После этого Отто Штрассер вышел из партии, заявив, что Гитлер спелся с капиталистами и предал национал-социализм. Однако его брат Грегор, оставшийся верным Гитлеру, справедливо заметил: Гитлер обещал защиту лишь тем капиталистам, что служат интересам национал-социализма. На кону стоит принцип власти, и предал его Отто, а не Гитлер, заявил Грегор (Kele, 1972: 159).

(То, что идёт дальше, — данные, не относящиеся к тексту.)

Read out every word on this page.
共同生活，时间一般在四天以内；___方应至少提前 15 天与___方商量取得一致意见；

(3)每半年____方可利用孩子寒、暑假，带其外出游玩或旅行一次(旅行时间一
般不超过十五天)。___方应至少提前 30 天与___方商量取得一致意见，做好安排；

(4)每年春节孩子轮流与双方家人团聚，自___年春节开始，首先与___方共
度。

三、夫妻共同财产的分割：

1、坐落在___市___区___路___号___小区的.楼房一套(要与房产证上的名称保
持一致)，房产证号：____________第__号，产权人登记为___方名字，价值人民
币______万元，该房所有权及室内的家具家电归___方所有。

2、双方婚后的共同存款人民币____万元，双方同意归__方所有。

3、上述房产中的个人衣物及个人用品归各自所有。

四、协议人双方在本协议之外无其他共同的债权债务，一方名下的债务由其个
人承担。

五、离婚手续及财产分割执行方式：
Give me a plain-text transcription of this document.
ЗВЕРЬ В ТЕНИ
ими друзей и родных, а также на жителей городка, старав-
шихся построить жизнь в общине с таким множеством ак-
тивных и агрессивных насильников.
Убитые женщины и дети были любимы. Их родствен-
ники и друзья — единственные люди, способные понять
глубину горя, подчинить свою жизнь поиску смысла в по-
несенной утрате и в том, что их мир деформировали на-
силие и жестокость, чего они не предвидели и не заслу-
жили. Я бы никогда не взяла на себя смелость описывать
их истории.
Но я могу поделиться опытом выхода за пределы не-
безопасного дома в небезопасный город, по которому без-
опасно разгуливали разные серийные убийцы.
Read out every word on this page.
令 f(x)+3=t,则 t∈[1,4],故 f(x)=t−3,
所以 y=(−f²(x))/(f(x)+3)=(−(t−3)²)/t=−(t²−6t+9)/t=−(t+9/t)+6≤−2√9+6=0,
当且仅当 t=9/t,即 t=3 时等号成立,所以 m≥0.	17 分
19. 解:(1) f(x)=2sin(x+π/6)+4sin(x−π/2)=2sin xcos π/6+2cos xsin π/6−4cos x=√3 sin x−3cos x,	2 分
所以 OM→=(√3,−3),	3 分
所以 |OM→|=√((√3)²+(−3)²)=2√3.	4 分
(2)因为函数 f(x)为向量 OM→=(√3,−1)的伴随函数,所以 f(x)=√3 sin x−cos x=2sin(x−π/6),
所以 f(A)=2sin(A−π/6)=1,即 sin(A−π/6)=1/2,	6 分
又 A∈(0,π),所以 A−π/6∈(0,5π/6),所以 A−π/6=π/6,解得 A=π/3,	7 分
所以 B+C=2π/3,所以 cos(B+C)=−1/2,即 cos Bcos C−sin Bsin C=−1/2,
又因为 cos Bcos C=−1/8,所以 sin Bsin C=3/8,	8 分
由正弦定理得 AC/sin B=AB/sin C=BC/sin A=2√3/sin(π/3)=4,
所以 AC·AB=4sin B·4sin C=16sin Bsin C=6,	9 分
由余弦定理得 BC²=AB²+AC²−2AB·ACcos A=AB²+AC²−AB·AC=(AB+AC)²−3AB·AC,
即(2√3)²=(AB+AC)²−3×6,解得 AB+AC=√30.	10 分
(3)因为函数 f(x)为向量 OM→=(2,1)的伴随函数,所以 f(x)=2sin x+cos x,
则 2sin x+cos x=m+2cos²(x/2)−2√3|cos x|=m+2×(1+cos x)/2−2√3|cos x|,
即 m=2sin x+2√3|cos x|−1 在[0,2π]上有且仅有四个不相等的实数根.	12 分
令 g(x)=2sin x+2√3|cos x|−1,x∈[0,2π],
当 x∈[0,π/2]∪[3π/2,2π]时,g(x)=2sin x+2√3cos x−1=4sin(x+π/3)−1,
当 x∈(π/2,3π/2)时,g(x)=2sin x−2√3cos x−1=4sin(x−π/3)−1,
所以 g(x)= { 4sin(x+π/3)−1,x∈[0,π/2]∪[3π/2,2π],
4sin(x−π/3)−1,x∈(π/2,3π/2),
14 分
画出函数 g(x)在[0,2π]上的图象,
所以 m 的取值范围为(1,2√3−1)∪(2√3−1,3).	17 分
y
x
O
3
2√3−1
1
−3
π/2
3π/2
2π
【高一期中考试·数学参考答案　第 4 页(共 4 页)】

Пока капиталисты подчиняли свое авторитарное производство целям нацизма, Гитлер разрешал им стричь дивиденды. Но если начинали сопротивляться — он их уничтожал. Капитализм как частная собственность его не интересовал — интересовал капитализм как дисциплинированная авторитарная система производства. Таков был идеологический источник нацистских симпатий к капитализму — симпатий, подкрепляемых на практике уличными стычками с социалистами. Нацисты не «преодолели» классовую борьбу — лишь заткнули ей рот полной занятостью, подавили репрессиями и подчинили национал-этатистским целям. В результате после восьми лет нацистского правления все классы оказались на грани катастрофы.
Своего расизма нацисты не скрывали. У них он выражался в крайних формах, однако вырос на почве самых распространенных настроений своего времени. Сама Веймарская конституция определяла немецкую нацию как объединение «племен», а гражданство определяла по признаку «немецкой крови» (Brubaker, 1992). Во многих странах расовая теория оказывала значительное влияние на биологию и медицину; обывательские расистские предрассудки звучали повсеместно. Как и другие народы, немцы определяли себя по крови, по происхождению — и с этой мыслью у немцев связывалась идея национального превосходства, обычная для жителей великих держав. Считалось, что немцы превосходят в расовом отношении своих соседей, особенно «менее цивилизованные» народы к востоку от Германии и «семитов». На востоке Германии, даже среди социалистов, популярны были антиславянские песенки, шутки, граффити, анекдоты. Сильно ли они отличались от шуток американцев о поляках или ирландцев об англичанах? Этнические и расовые предрассудки в начале XX века были самым обычным делом. Бытовой антисемитизм в Германии был настолько распространен, что нацистам даже не приходилось подогревать его во время выборов. Достаточно было выйти на выборы с лозунгами пламенного немецкого национализма, а о вражде к евреям упоминать вскользь, как о неизбежном выводе — как в лозунге, гремевшем на бесчисленных нацистских маршах: «Германия, проснись! Жидовство, сдохни!» Следовало ли относиться к этому серьезнее, чем к «кричалкам» нынешних околофутбольных хулиганов? В этом сомневались даже сами евреи: немногие из них опасались при Гитлере чего-то посерьезнее экономической дискриминации и бытовых неудобств. Большинство немцев не любили евреев — точнее, не их самих, а культурный образ «жида». Но в их жизни этот образ занимал не слишком большое место. Как мы увидим в последней главе, бытовой антисемитизм звучит примерно у половины респондентов Абеля, однако лишь у ничтожного меньшинства из них играет господствующую роль. Лишь немногие нацистские лидеры пришли в движение по антисемитским мотивам, а многих нацистов очень смущало насилие СА и антиеврейские законы 1930-х (подробнее обо всем этом см. в следующем томе).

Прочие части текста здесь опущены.